Hey @tweed77,
Short version:
- Do not set or change the root password on Volumio. It is unsupported and will break updates, plugins, and any non-interactive scripts that rely on the stock authentication flow.
- Your EEPROM updater failed because a script expected the default, non-modified credentials flow and could not elevate without interaction.
Why it breaks things:
- Volumio is an appliance OS, not a generic Linux workstation. Many backend tasks and plugins elevate with sudo in non-interactive contexts. If you alter root authentication, those calls start prompting or failing.
- Some components assume the factory credential model and PAM/sudoers behavior and will not ask you for a new password mid-run. They just fail.

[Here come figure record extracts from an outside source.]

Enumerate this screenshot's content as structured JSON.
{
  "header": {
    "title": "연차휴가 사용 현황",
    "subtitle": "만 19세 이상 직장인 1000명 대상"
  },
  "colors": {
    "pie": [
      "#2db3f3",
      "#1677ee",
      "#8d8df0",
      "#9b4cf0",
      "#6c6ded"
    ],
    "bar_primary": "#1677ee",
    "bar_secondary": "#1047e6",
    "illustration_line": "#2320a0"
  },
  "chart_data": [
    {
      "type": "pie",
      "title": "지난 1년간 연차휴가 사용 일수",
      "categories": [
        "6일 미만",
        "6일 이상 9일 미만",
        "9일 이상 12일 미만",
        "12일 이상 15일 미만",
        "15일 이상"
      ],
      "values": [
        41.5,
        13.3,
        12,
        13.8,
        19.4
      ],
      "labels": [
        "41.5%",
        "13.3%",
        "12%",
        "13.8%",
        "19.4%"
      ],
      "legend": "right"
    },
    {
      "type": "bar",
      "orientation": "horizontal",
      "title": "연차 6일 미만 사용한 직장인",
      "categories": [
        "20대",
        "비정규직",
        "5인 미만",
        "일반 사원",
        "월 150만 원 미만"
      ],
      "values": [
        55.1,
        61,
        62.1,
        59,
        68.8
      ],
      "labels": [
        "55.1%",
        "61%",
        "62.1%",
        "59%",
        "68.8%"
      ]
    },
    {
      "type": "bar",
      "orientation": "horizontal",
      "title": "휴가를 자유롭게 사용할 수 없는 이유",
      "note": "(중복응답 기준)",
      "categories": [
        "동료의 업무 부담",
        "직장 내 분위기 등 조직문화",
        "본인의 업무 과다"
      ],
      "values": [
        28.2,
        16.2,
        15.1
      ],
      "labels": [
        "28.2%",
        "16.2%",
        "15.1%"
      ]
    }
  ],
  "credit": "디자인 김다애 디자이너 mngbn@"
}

- OTA/update integrity checks also expect a stock base system. Changing privileged auth paths is outside the supported surface.
Answer to your question:
- Factory behavior: elevate with sudo using the default volumio credentials. If you run “sudo su”, you will be asked for the volumio user password. Do not set a separate root password.
How to recover:
- Reflash Volumio to restore the supported authentication model.
- Before you do, back up your data from the Internal share over the network. The music share is always available on the LAN, so copy your content from the Internal folder first.
If you want better security without breaking things:
- Do not change the volumio user password.
- Keep the device on your LAN only and block inbound WAN access at your router.
- Disable SSH entirely when you do not need it.
If you already changed the root password, the only safe path is to reflash.